Au nom de quoi nous associer au capital d’entreprises sociales et solidaires ? La place des citoyens dans les politiques de finance solidaire
Ces dernières années ont vu l’apparition de placements et produits financiers cherchant à associer épargne et comportement citoyen. Aujourd’hui, des questions se posent quant à leur rôle et à leur poids dans le financement de projets d’acteurs de l’économie sociale et solidaire.
Ainsi, par exemple, en voulant conjuguer des placements financiers éthiques, liquides, garantis, rentables et sans souci, la finance éthique a oublié l’enjeu d‘une citoyenneté économique. L’épargnant reste un consommateur et, même si les sommes ainsi mobilisées dépassent les 4 milliards d’euros en 2016, 98% de l’épargne « éthique » collectée est réinvestie en bourse. Au final, ceux qui entreprennent restent souvent les seuls à assumer les risques et les décisions d’orientation (seulement 0,03% de l’épargne « éthique » collectée est investie au capital d’entreprises solidaires.
Une autre logique est celle du capital risque solidaire qui permet d’apporter aux entreprises qui placent l’humain et son environnement au cœur de leurs préoccupations, les capitaux indispensables à leur création ou à leur développement. Cet investissement permet à l’entrepreneur de n’être pas seul à prendre les risques et de s’associer au pilotage de l’activité. En ce sens, il participe d’une réappropriation collective d’enjeux économiques.

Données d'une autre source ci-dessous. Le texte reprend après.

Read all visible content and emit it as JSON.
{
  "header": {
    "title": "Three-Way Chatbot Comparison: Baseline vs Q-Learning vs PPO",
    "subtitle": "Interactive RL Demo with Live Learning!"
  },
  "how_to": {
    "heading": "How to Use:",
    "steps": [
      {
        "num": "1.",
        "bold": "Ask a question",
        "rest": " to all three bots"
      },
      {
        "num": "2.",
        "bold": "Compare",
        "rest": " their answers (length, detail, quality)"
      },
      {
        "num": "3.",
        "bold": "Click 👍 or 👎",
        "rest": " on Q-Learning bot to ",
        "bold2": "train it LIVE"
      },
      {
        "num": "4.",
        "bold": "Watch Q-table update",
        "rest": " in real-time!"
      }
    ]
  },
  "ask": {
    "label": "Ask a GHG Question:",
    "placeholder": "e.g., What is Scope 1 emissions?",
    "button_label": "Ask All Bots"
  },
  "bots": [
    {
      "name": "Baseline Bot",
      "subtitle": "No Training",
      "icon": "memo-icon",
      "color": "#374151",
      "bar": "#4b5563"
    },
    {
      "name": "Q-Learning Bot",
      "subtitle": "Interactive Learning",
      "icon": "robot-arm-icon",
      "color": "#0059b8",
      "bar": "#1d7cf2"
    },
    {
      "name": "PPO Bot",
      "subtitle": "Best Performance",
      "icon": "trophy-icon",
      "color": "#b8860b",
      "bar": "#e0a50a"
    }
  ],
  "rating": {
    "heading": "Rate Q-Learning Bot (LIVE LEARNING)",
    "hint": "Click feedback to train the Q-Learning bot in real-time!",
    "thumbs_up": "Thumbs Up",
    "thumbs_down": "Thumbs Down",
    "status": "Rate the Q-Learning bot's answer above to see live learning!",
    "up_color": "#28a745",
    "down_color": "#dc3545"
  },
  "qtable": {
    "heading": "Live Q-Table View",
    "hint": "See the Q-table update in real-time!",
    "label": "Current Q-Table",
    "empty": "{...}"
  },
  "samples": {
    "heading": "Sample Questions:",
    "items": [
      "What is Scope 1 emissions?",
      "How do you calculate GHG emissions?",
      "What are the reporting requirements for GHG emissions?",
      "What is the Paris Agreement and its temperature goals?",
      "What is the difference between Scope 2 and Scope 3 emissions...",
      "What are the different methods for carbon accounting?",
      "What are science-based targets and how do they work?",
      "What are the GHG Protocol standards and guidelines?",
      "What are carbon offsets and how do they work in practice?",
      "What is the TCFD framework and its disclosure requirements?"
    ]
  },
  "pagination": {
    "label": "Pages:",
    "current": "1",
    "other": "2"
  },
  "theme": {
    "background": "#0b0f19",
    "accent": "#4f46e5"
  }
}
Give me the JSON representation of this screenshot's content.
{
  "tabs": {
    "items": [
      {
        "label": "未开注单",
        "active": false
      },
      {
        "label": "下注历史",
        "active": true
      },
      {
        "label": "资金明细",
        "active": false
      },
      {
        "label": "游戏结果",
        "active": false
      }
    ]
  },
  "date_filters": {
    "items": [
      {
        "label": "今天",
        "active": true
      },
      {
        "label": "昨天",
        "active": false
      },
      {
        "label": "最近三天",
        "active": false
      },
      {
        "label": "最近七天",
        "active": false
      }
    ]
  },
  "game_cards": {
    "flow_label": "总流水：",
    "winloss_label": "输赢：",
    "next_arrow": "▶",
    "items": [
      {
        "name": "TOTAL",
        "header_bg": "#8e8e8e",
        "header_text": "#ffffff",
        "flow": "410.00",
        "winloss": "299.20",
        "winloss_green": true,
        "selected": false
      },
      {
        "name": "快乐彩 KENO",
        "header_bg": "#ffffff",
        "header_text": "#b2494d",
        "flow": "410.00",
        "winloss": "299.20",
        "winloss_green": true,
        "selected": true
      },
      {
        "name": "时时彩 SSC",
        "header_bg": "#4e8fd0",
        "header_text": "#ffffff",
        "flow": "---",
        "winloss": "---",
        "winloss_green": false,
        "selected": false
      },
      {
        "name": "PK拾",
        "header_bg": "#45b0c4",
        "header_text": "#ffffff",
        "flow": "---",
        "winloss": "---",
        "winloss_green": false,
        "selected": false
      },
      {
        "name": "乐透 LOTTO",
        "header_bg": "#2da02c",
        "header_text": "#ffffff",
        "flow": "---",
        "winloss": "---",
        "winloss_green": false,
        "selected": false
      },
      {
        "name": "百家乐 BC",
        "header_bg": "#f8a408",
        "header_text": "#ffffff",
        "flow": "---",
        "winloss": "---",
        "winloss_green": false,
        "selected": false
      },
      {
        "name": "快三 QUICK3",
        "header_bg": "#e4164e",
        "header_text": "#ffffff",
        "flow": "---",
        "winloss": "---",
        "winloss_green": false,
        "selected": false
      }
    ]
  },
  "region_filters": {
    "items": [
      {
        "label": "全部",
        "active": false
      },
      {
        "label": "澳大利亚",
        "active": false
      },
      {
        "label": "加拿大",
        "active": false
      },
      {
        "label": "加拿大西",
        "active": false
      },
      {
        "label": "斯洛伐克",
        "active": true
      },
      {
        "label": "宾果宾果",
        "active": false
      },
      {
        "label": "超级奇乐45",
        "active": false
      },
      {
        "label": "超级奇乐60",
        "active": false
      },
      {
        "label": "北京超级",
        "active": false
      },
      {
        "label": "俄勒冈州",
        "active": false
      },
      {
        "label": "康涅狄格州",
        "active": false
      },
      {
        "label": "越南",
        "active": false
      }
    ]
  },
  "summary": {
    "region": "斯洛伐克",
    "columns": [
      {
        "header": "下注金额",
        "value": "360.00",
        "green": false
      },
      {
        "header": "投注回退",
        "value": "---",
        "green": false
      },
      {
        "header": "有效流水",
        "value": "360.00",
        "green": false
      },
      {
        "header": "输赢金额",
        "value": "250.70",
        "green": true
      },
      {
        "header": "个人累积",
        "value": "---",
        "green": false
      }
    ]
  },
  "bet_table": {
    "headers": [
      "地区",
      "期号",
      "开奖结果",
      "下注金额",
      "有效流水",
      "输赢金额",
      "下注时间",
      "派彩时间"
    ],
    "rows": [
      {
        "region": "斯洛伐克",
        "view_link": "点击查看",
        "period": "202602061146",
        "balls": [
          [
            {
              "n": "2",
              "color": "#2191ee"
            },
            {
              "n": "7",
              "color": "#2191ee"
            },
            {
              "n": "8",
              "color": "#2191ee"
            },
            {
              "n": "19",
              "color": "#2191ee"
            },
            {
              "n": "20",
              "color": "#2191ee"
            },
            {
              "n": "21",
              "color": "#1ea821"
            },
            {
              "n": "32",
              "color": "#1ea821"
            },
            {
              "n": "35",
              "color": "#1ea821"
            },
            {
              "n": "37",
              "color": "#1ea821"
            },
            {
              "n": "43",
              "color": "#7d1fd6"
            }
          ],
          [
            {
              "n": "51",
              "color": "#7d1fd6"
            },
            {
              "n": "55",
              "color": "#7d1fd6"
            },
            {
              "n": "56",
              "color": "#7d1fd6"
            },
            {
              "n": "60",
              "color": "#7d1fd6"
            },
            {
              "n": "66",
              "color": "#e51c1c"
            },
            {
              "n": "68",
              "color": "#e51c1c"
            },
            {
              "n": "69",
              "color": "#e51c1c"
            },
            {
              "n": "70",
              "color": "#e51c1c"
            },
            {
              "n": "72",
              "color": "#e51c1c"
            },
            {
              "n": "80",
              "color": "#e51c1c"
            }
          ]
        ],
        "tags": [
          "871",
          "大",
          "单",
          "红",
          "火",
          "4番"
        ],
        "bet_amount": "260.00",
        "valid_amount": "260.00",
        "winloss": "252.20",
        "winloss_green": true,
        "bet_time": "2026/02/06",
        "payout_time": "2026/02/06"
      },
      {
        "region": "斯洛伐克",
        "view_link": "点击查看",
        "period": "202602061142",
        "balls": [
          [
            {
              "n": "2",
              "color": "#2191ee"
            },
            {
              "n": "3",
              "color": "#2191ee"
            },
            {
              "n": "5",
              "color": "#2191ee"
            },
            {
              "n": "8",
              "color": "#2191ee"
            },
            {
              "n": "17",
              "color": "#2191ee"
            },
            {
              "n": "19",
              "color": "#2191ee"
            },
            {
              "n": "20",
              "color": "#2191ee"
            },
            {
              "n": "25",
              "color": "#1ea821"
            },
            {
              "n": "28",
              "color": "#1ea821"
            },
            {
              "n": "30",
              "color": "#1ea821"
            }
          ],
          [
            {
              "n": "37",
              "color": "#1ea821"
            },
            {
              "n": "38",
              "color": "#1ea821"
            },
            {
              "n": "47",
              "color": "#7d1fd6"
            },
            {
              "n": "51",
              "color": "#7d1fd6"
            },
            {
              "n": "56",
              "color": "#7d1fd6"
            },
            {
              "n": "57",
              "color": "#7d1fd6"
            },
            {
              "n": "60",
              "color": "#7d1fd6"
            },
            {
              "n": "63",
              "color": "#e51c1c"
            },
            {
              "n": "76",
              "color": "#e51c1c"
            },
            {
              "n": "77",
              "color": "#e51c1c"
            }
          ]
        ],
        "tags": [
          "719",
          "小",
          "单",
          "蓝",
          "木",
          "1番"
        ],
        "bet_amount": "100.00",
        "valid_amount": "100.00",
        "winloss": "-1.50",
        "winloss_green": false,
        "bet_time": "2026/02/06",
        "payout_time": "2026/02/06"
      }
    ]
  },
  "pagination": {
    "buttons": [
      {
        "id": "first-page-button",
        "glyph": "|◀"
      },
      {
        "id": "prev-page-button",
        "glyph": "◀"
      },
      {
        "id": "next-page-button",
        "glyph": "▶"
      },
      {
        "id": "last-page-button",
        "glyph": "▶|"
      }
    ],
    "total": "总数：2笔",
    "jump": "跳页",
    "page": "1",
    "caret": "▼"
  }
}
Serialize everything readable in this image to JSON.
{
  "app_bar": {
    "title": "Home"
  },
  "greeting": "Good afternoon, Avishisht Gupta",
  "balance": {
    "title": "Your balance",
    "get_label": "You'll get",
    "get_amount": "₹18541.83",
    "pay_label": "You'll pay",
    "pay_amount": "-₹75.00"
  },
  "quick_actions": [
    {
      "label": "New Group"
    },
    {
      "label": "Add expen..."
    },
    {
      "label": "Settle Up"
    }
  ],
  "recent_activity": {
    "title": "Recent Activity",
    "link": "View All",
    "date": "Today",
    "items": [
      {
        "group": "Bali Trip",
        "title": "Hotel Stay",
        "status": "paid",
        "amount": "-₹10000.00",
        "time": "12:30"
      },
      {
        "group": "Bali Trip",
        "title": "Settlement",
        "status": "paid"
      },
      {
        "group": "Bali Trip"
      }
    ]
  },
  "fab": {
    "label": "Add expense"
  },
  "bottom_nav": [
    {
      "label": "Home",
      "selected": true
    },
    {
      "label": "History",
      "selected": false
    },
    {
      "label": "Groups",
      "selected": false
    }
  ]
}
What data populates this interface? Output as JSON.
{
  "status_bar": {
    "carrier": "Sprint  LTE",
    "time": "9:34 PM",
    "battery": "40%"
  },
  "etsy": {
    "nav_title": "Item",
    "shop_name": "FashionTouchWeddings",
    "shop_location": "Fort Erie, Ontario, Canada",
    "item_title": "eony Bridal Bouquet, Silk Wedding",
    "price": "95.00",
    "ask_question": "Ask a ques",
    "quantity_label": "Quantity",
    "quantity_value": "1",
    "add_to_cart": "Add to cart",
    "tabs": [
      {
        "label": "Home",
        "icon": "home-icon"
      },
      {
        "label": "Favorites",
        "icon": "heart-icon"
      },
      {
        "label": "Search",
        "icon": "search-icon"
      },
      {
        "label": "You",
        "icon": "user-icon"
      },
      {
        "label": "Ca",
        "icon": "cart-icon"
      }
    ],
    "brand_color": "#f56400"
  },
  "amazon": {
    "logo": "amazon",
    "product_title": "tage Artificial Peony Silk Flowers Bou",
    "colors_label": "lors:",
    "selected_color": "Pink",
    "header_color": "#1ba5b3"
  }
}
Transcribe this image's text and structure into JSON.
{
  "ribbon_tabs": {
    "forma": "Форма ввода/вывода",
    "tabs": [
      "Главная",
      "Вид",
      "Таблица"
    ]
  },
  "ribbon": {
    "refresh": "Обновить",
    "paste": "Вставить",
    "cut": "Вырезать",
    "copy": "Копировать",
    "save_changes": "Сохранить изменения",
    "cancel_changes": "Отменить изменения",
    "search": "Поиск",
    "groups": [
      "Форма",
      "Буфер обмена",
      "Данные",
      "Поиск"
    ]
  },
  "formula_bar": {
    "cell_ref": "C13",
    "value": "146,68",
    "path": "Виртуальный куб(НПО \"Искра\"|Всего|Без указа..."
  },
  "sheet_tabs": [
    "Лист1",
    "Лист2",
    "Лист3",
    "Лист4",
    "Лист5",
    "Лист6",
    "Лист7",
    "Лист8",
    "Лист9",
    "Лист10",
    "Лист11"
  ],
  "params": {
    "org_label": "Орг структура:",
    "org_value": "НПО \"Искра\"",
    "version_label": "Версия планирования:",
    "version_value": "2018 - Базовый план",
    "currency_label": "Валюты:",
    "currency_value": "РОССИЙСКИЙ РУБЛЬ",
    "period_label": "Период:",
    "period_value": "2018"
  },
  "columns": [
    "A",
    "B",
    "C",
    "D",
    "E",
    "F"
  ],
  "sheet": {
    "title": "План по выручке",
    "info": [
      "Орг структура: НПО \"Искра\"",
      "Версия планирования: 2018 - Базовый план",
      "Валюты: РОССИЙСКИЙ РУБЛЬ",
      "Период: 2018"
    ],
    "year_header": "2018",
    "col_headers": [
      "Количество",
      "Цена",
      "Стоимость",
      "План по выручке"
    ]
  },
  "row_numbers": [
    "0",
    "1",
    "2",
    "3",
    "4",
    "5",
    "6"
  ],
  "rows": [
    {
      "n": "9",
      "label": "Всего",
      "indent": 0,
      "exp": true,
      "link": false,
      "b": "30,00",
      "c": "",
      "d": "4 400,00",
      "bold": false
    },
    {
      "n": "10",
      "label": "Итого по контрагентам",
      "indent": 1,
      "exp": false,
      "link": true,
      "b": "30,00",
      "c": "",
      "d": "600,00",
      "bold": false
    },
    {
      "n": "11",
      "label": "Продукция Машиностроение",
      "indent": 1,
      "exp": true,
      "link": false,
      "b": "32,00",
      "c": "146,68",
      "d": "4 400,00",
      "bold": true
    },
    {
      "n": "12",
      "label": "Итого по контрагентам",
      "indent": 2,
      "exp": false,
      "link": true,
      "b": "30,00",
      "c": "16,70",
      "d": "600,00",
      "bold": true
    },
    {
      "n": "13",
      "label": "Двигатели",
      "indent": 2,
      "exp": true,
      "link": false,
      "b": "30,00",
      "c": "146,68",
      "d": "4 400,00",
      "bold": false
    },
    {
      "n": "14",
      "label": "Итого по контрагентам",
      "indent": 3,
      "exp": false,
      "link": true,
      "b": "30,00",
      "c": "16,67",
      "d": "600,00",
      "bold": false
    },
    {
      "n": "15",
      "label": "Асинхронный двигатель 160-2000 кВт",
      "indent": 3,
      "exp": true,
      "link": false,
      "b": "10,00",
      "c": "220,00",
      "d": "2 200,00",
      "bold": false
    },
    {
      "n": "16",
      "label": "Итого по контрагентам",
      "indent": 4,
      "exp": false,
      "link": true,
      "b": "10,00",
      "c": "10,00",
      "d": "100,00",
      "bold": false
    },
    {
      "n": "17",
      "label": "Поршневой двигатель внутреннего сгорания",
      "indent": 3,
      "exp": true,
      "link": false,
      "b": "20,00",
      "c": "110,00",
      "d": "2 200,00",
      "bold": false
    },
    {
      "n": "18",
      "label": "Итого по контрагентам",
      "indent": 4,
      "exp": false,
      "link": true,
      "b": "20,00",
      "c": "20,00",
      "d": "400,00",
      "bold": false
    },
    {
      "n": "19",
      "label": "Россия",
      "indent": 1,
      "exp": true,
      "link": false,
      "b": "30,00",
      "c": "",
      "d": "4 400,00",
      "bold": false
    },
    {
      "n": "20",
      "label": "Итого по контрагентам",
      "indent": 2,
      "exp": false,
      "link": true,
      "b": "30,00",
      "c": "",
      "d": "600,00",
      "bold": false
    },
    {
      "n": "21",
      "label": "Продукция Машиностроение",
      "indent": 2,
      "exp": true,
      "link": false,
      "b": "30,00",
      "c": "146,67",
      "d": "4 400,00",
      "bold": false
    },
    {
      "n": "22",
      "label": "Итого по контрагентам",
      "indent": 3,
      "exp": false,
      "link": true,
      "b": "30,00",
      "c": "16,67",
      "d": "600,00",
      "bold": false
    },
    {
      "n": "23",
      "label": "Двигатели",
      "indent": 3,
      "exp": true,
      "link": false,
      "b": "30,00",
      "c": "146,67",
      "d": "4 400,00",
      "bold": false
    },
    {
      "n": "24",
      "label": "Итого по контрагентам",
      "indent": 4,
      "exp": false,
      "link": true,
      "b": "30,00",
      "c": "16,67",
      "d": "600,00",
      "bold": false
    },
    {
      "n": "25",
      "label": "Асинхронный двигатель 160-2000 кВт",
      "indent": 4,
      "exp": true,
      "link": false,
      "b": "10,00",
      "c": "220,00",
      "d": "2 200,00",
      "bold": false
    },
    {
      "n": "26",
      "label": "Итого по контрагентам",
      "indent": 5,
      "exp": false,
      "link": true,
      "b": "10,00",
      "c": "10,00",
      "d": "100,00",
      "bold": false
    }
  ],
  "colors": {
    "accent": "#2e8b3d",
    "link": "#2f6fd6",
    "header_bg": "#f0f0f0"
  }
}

Nous sommes plusieurs structures d’accompagnement ou de financement de l’économie sociale et solidaire confrontées à cette difficulté de mobiliser ces capitaux solidaires.
Ce questionnement a rencontré l’intérêt de la Commission Européenne dans le cadre de sa réflexion sur les modalités de mise en œuvre de sa propre politique de développement de l’économie sociale et solidaire.
Il nous a semblé intéressant pour la dynamique de l’atelier de poser comme cas concret celui de l’agriculture paysanne (petite taille, respect de l’environnement, maintien d’activités rurales) mais d’autres sujets pourront être choisis pour élargir notre réflexion.
La construction de circuits courts permettant de consolider une agriculture paysanne représente pour nous en tant que structure, citoyen et représentant ou interlocuteur d’épargnants un enjeu régional important. Il concerne notre environnement, notre santé, notre qualité de vie et il suscite de nombreuses initiatives citoyennes avec lesquelles nous sommes parfois amenés à coopérer : panier, marché paysan, plateforme de distribution, label, coopératives artisanales d’agriculteurs, etc.
Nous avons décidé de partir de cette dynamique pour réfléchir ensemble aux enjeux et à l’intérêt ou non de mobiliser une épargne citoyenne pour les défendre. Nous souhaitons dans un premier temps mieux identifier et mesurer les enjeux avec les acteurs économiques concernés (atelier du mois de mai). Puis, par la suite, réfléchir à l’enjeu d’une politique de capital risque solidaire et à ces modalités de mise en oeuvre : Comment articuler politique financière et défense du projet d’utilité sociale ? Qu’elle gouvernance mettre en place ? Comment partager les risques ? Comment défendre les intérêts des épargnants (rôle d’associé) ? Comment mobiliser ces derniers ? Quel outil financier favoriser ou développer ? Comment en définir les missions et moyens de fonctionnement ?
Le but est, à partir d’un enjeu identifié et partagé, de faire émerger des questionnements et, qui sait, d’arriver à esquisser un premier plan d’action pour favoriser la mutualisation du risque et, de façon plus générale, le financement de l’entrepreneuriat social.